RL employs on-policy CISPO with a 40-turn cap and terminal-only reward. Training focuses exclusively on SEC queries. Groups with identical rewards are excluded from the gradient. The process ran on Tinker.
The reward function separates discovery from selection and includes a tool-diversity bonus. Without this bonus, the agent collapses into repeated searches, causing curated recall to plateau near 0.53. With the bonus, diversity stabilises and recall rises to approximately 0.60.
The Benchmark Case
Harness-1 was tested on eight benchmarks covering web, finance, patents, and multi-hop QA. The primary metric is curated recall: the proportion of relevant documents in the final set. Trajectory recall measures evidence encountered anywhere during the episode.
| Model | Type | Avg Curated Recall | Avg Trajectory Recall |
|---|---|---|---|
| Harness-1 (20B) | Open small | 0.730 | 0.807 |
| Tongyi DeepResearch 30B | Open small | 0.616 | 0.673 |
| Context-1 (20B) | Open small | 0.603 | 0.756 |
| Search-R1 (32B) | Open small | 0.289 | 0.289 |
| GPT-OSS-20B | Open small | 0.262 | 0.590 |
| Qwen3 (32B) | Open small | 0.216 | 0.446 |
| Opus-4.6 | Frontier | 0.764 | 0.794 |
| GPT-5.4 | Frontier | 0.709 | 0.752 |
| Sonnet-4.6 | Frontier | 0.688 | 0.725 |
| Kimi-K2.5 | Frontier | 0.647 | 0.794 |
| GPT-OSS-120B | Frontier | 0.496 | 0.769 |
Harness-1 achieves an average curated recall of 0.730. This surpasses the next best open subagent, Tongyi DeepResearch 30B, by 11.4 points. Among the frontier searchers tested, only Opus-4.6 scores higher on average.
The transfer pattern highlights the mechanism’s effectiveness. Supervised fine-tuning used four benchmark families; reinforcement learning used only SEC. On those source-family tasks, Harness-1 gained 7.9 points over the closest open baseline. On four held-out benchmarks, it gained 17.0 points. This represents a 2.2x larger gain on tasks furthest from the training data.
Ablations support the harness claim. Disabling all harness mechanisms drops relative recall by 12.2 percent on BrowseComp+. The trained policy continues searching but fails to rank the retrieved content effectively.

Use Cases
The method targets evidence-seeking retrieval where documents support an answer. Several workflows fit this pattern.

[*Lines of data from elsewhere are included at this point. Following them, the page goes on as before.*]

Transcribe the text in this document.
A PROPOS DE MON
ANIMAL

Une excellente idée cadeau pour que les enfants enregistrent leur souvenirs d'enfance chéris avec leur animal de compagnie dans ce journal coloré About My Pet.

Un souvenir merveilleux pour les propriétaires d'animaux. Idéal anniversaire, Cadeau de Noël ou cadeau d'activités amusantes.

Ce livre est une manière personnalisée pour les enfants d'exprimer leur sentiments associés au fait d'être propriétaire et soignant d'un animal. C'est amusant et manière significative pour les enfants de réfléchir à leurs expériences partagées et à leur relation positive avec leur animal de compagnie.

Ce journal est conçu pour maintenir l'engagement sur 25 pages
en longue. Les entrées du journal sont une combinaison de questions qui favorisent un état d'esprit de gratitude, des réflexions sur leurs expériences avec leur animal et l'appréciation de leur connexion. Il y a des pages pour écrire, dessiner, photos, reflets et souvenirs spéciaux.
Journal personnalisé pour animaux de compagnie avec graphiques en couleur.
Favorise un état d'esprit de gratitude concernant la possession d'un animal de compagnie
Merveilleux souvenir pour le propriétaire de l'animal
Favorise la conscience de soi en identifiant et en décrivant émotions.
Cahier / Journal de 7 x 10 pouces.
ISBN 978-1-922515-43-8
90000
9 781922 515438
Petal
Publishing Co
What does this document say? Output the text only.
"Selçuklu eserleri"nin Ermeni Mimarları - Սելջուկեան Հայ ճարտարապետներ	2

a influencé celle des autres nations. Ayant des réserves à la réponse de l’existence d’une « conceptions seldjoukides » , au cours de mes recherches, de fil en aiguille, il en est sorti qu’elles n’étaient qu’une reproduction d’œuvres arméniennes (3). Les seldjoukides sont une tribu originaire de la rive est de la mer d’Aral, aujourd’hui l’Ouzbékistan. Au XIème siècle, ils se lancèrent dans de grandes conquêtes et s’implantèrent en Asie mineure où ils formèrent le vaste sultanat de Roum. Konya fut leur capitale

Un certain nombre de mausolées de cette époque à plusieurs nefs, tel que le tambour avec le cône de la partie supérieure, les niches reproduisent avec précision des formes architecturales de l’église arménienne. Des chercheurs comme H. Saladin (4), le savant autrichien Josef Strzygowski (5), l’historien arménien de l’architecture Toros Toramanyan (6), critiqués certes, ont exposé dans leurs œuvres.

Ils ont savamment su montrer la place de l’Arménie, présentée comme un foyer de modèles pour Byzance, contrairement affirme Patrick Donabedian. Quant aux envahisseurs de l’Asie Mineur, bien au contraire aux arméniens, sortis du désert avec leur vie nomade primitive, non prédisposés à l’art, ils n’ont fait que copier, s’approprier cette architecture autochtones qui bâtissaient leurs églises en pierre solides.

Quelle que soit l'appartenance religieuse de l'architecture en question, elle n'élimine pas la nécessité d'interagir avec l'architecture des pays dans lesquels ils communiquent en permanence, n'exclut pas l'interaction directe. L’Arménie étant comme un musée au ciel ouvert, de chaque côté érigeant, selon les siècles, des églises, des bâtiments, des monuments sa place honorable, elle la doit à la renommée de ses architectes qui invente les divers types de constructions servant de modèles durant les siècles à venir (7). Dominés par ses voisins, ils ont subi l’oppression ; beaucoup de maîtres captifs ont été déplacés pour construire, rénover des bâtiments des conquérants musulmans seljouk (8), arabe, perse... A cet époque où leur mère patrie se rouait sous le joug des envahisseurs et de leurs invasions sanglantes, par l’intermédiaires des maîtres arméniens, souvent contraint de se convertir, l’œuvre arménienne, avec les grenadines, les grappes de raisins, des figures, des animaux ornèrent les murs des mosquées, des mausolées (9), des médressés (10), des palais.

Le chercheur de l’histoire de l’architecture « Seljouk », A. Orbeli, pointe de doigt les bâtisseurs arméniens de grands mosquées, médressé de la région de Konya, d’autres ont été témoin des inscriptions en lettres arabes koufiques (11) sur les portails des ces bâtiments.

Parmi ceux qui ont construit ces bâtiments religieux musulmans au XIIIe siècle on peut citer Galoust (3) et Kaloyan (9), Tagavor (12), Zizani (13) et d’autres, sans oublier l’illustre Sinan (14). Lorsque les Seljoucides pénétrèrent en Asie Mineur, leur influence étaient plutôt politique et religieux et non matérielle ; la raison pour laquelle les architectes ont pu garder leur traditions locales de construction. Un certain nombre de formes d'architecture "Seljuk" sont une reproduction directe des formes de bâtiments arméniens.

One application is literature and patent review. The evidence graph and curated set help organise numerous sources. Another is financial-filing analysis. The SEC case study recovers an exact executive-transition date across multiple 8-Ks.
A third use case is multi-hop fact-checking. The fan_out_search and verify tools resolve ambiguous entities before committing. A fourth is modular RAG. The curated set feeds a frozen generator, and improved sets yield higher answer accuracy.
Strengths and Weaknesses
Strengths
- Highest average curated recall among the open models tested, and second only to Opus-4.6 overall.
- Gains hold on held-out benchmarks, suggesting domain-general search operations.
- Trained on 4,352 unique items, far fewer than several baselines.
- Open checkpoint and harness code, servable with common runtimes.